La sfida dei percorsi ospedale-territorio – Il Ministero cita poi tra le sfide la gestione delle liste d’attesa dei ricoveri programmati e nuovi modelli nazionali di monitoraggio del percorso del paziente, “dal momento della presa in carico della domanda, all’inserimento in lista d’attesa, all’accesso al ricovero, fino alla sua dimissione”. Nel passaggio successivo ricorda i Piani nazionali che dovranno trovare adempimento. A fianco dei Piani Oncologico, Cronicità, Malattie rare, Prevenzione Vaccinale, Prevenzione, Antibiotico-resistenze, Dolore e Cure Palliative, cita il Programma Nazionale Equità nella salute.

L’altra faccia dell’autonomia – Previsto nell’Accordo Italia-UE sulla Programmazione della politica di coesione 2021-27, il Programma Equità nasce in realtà per rinforzare offerta sanitaria ed accesso alle cure in sette regioni tra Sud ed Isole in un momento in cui per regioni più ricche al Nord si profila maggiore autonomia nelle scelte, e disponibilità di risorse ad hoc. Quale organismo posto a sorveglianza del rispetto dei livelli essenziali di assistenza, per le sette regioni il Ministero indica quattro aree di intervento: contrasto alla povertà sanitaria; salute mentale; politiche di genere; maggior copertura degli screening oncologici.

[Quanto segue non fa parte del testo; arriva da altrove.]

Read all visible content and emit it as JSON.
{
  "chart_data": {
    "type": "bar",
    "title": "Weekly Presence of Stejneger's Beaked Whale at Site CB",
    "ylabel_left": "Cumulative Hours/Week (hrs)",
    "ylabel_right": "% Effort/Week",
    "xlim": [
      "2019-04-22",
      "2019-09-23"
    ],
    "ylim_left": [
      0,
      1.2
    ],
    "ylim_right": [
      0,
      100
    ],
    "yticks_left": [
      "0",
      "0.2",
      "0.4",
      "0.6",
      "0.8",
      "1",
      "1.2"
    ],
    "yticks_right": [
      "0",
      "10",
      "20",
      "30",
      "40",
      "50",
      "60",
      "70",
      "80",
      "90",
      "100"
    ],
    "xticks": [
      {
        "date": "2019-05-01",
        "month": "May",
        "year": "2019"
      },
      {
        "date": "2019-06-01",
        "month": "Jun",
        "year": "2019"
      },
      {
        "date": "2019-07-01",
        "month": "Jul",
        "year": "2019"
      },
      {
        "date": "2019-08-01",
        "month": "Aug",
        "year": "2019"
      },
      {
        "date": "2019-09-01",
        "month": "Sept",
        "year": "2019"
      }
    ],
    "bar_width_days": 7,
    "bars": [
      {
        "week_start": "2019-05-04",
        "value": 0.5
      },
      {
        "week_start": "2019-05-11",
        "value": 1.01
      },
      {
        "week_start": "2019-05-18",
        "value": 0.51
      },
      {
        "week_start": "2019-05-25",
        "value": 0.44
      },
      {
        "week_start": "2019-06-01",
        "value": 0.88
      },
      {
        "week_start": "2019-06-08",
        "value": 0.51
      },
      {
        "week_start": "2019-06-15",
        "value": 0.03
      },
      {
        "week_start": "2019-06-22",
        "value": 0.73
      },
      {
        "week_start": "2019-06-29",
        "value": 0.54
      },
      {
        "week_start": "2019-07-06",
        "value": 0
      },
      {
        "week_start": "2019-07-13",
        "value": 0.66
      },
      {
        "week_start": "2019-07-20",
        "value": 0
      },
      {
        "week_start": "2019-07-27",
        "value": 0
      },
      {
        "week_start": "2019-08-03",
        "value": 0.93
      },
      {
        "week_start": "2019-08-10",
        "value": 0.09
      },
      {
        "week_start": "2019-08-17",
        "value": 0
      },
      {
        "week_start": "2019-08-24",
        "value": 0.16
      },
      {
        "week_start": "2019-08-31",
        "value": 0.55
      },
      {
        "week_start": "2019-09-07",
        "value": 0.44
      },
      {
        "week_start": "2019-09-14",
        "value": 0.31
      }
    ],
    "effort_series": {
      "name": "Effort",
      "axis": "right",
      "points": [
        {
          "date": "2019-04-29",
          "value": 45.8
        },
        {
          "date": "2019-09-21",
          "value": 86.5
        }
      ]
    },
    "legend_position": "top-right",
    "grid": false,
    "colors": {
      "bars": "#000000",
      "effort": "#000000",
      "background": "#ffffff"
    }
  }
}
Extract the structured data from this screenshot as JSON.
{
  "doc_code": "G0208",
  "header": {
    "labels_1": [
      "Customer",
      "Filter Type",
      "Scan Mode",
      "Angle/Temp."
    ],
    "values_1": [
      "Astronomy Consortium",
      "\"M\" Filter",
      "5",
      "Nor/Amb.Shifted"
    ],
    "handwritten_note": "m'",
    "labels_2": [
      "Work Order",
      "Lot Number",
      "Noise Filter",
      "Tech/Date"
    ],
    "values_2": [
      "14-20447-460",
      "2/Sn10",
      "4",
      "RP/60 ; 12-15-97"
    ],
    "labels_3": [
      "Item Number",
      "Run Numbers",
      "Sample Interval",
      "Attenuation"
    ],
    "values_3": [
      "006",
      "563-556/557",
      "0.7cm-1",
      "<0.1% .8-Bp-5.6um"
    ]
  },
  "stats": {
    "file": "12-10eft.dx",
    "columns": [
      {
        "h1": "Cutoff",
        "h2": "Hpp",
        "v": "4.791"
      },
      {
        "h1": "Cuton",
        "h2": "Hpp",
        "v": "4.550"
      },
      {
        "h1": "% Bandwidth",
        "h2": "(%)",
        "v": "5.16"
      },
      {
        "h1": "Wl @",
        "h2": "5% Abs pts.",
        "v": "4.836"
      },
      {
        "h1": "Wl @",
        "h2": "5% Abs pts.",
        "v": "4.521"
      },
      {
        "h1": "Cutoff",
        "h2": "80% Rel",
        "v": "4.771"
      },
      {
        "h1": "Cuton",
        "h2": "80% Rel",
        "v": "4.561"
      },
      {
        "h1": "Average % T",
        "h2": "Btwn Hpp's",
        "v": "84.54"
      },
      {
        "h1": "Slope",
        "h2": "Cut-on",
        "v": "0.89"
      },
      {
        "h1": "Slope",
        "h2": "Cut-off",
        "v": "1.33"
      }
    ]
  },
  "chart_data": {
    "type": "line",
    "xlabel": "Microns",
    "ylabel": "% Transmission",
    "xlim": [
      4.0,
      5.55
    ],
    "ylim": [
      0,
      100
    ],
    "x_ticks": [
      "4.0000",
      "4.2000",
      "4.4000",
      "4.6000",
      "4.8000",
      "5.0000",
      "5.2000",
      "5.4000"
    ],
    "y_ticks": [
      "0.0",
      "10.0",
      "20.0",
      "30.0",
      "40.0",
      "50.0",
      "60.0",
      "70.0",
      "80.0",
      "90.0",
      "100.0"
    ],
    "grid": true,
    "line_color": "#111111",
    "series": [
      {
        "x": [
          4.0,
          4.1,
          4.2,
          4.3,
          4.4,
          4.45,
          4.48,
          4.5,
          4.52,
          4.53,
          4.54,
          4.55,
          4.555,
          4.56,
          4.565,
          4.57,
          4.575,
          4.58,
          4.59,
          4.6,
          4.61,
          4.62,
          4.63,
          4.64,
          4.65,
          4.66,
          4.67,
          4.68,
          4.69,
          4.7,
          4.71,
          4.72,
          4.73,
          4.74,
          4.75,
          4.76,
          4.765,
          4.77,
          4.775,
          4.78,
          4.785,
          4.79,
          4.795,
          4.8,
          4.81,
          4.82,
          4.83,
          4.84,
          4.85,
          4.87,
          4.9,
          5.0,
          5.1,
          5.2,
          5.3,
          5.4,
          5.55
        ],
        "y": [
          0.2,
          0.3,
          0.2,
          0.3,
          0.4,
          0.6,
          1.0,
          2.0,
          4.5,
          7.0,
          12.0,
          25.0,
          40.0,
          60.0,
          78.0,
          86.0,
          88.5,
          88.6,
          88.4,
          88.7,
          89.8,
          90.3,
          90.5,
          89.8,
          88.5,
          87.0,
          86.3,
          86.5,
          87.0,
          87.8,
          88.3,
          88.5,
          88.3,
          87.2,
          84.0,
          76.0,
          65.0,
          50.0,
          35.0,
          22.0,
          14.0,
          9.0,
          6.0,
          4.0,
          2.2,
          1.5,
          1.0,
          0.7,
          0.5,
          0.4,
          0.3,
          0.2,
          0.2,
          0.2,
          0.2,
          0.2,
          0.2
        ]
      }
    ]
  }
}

Saranno varati specifici Piani Operativi dove le sette regioni e l’Istituto Nazionale per la promozione della salute delle popolazioni Migranti – INMP realizzeranno progetti in coerenza con il documento di programma approvato dalla Commissione Europea con risorse attinte tramite riparto ad hoc.

Un orizzonte triennale – Si citano infine dodici macro-aree dove andrà ad incidere la politica sanitaria dei prossimi tre anni: rafforzamento del sistema di prevenzione a garanzia del benessere del cittadino specie nelle fasce di popolazione a rischio; politiche innovative di ricerca sanitaria; aumento della sorveglianza epidemiologica a contrasto delle emergenze sanitarie; lotta alle diseguaglianze tra regioni; valorizzazione dei professionisti sanitari specie nelle aree del SSN più critiche e nel pronto soccorso; innovazione tecnologica con particolare riferimento ai dispositivi medici; implementazione del fascicolo sanitario e diffusione della telemedicina e dei dati sanitari: ammodernamento delle strutture organizzative ministeriali; educazione sanitaria; promozione dei corretti stili di vita; interventi su benessere animale e sicurezza alimentare; politiche internazionali in particolare su programmi comunitari cui il nostro paese ed il nostro SSN possono dare impulso.